Oh, it gets worse. I also like McDonald’s fish filet sandwiches. I had to try their Fish McBites that they rolled out just in time for Lent, but I was not impressed. They are too salty for my taste. Besides, there is just something about that slice of American cheese on the fish filet sandwich.

It seems that everyone’s getting in on the act. In some locations, McDonald’s lowers the price of its fish filet sandwich from over four dollars to about a dollar and a half on Fridays during Lent (but not in our little town). Their fast food competitors have to keep up with reduced fish filet prices, the broiled cod sandwich (Carl’s Jr.), beer-battered fish tacos (Del Taco) and so forth. I love Lent!

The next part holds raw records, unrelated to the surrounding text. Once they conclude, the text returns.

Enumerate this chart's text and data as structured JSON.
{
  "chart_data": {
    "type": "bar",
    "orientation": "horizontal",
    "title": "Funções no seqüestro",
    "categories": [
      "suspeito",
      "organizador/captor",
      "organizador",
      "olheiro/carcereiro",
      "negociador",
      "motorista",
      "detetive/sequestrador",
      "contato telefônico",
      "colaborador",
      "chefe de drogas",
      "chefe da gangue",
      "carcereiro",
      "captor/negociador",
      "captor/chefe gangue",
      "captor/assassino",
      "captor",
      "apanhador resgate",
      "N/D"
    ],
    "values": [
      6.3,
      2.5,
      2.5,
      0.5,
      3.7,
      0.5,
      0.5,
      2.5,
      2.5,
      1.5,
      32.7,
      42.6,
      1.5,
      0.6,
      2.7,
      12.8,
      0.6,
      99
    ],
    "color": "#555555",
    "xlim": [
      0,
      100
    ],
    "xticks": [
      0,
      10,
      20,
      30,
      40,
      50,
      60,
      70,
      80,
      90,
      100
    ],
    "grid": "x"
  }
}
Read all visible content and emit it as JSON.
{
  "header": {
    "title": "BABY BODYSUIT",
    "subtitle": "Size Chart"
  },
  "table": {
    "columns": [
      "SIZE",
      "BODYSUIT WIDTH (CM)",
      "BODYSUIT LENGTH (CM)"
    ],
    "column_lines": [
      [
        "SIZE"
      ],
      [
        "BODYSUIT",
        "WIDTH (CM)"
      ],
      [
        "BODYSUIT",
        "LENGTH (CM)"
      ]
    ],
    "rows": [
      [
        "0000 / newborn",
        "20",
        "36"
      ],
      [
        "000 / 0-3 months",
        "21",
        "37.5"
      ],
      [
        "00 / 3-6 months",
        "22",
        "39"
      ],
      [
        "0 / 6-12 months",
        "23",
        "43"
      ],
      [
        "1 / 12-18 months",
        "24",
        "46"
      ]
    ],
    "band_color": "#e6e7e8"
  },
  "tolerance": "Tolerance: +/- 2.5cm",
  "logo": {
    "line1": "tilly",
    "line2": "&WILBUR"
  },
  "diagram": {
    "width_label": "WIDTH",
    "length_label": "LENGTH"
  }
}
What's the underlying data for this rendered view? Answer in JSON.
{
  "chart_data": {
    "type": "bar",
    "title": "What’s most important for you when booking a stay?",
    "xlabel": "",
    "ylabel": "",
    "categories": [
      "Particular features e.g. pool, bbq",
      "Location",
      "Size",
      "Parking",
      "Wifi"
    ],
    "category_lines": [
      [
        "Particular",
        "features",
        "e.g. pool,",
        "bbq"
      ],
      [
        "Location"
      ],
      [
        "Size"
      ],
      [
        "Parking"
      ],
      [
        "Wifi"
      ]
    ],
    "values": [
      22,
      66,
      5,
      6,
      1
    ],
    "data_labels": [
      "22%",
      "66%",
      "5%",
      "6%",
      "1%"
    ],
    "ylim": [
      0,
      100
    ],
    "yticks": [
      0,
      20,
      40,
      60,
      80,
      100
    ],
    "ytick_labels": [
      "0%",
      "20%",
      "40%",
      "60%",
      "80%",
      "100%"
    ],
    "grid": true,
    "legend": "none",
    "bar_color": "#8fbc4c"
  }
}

I do try to balance out my horrible fast food habit with eating more healthily the rest of the time. One of my favorite dishes is roasted vegetables (pictured above). My wife cuts up the veggies, I spread them out on the pan and season them, then into the oven they go. Quick, simple and delicious. Protein? We don’t need no steenkin’ protein! I make a meal of this alone. Prepared this way, veggies are truly delicious and they are so filling.

This is an extremely easy dish to prepare; there is nothing to it. I don’t really cook and this is the kind of food we make all the time. Preheat the oven to 375°F, place a sheet of aluminum foil on a flat plan, then grease it with some cooking spray or a little olive oil. Cut up whatever fresh veggies you have on hand (today we used zucchini, carrots, bell peppers, white mushrooms, onions and one large potato). Sprinkle on garlic powder, onion flakes, oregano or Italian seasoning, black pepper and whatever other spices you like. Stick it in the oven for 15 minutes. That’s all! The potatoes will come out very al dente. If you like your taters a little more toward the well done side, put them in the oven separately 10 or 15 minutes ahead of time, then have the rest of your colorful veggie family join them on the heat.

Eat this regularly and you can almost justify that lovely, greasy McDonald’s breakfast that you know is calling your name.